The BCBS 239 principles (“Principles for effective risk data aggregation and risk reporting”) were designed to strengthen banks’ risk data aggregation capabilities and internal risk reporting practices to enhance risk management and decision making, which sets a minimum standard.

Overall, regulators are insisting on more detailed, accurate and timely reporting. Transaction reporting is an obvious one that has significant data implications as firms are required to provide standardised data to external sources.

Bill: What is the view of regulators on data integrity?

Frank: The FCA has data integrity as a clear focus as do all of the regulators around the world. FCA Chief Executive Andrew Bailey on the major changes resulting from MiFID II will improve “market integrity in wholesale markets”. One consequence, he says, is the “strengthening of the transaction reporting…regimes” and that the FCA “will closely monitor how well firms are complying with these new requirements”.

MiFID II – the FCA intends to focus on market cleanliness, leveraging the more granular transaction reports that MiFID II requires. Another priority is to look closely at the operation of the primary and secondary markets where transaction reporting data, if it is of high quality, will be useful in its analysis.

Market integrity

MiFID II’s expanded scope allows the FCA to use “indicators such as market cleanliness data and the number of suspicious transaction and order reports to assess the potential harm from market abuse which damages confidence and participation in the market.”

RegTech developments

The FCA is driving sandbox and tech-sprints to develop new technology solutions like advanced analytics artificial intelligence as part of the supervisory process to detect areas of non-compliance.
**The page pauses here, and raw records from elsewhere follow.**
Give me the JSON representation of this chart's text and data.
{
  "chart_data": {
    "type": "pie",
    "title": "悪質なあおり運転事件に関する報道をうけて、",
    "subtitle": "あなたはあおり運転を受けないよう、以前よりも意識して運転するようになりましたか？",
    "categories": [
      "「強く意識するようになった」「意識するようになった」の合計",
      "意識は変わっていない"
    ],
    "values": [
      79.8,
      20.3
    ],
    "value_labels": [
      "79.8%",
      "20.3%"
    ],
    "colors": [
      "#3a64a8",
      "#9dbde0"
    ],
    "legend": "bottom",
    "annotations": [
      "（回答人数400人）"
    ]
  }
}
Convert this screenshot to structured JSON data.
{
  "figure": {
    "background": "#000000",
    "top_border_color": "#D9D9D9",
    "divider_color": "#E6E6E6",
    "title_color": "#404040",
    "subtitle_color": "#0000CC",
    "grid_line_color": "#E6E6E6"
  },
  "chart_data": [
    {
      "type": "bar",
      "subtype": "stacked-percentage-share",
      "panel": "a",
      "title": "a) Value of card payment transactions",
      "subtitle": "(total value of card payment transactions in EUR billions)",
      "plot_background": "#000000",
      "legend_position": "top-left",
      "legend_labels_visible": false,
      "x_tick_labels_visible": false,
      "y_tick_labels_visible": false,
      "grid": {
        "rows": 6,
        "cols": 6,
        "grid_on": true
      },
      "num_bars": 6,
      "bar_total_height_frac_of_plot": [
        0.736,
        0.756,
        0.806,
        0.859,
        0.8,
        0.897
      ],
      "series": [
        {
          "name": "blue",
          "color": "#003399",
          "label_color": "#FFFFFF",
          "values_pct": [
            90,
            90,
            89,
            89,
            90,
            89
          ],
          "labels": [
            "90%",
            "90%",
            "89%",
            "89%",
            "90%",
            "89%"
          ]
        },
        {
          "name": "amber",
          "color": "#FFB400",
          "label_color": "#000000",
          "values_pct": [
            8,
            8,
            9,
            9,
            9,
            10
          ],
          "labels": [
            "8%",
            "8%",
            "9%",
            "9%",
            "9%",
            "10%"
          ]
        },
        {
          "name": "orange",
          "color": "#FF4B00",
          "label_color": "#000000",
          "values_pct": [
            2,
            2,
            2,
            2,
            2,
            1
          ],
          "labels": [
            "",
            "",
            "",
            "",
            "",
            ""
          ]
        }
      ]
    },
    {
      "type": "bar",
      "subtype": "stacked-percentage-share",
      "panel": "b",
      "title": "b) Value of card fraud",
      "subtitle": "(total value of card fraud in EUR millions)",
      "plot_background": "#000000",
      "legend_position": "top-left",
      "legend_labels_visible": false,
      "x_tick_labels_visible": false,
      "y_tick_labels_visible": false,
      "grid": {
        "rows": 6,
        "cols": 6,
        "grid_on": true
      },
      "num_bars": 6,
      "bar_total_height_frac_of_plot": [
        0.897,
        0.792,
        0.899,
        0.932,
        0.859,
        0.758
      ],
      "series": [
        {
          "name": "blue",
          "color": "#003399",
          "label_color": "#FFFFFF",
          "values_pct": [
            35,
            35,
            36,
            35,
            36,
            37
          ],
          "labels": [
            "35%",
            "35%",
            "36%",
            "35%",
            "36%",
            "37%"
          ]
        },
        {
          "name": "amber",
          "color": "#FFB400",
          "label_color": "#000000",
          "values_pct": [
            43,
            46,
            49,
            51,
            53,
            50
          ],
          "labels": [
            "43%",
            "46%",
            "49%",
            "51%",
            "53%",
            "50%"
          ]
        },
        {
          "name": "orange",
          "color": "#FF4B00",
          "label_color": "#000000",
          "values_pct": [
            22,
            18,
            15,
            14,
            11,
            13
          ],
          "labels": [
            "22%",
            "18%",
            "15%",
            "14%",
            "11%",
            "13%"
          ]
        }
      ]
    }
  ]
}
Bill: How do modern data formats like XML, ISO20022, FpML and FIX contribute to better data integrity?

Frank: Standards help, but many legacy systems are hard wired into proprietary or outdated formats. Replacing existing systems is simply too large a cost and operational challenge, which is why we developed Clareti to sit above legacy software.

Bill: How might a distributed ledger solve data integrity challenges?

Frank: It won’t.

Data integrity can be measured across many axes, but a common approach is to determine if the data is timely, accurate, complete and consistent. A distributed ledger can certainly solve the consistency axis if all systems share the distributed ledger but does close to nothing for the other axes.

Our research shows that data is failing integrity tests across each of these independent axes. An investment in a distributed ledger to solve the integrity problem is a poor investment.

Bill: Do central platforms like the DTCC TIW or LCH SwapAgent eliminate data integrity issues by being a golden source?

Frank: No for the reasons given above. At best they will solve the consistency element.

Bill: What is the Clareti platform?

Frank: Gresham’s Clareti platform overcomes these challenges by bringing control to the most complex data processing environments. Clareti allows controlled automation to vastly speed up data flowing through complex system by leveraging advanced, rule-based matching algorithms. Control is evidenced and explicit enabling every step in the data flow to be fully audited by regulators, internal compliance and operational management. Exceptions are raised more quickly than with legacy systems and spreadsheets allowing individuals to take immediate actions to remedy.

All accessed via a visual dashboard to identify trends, monitor data integrity, control operations and track risks.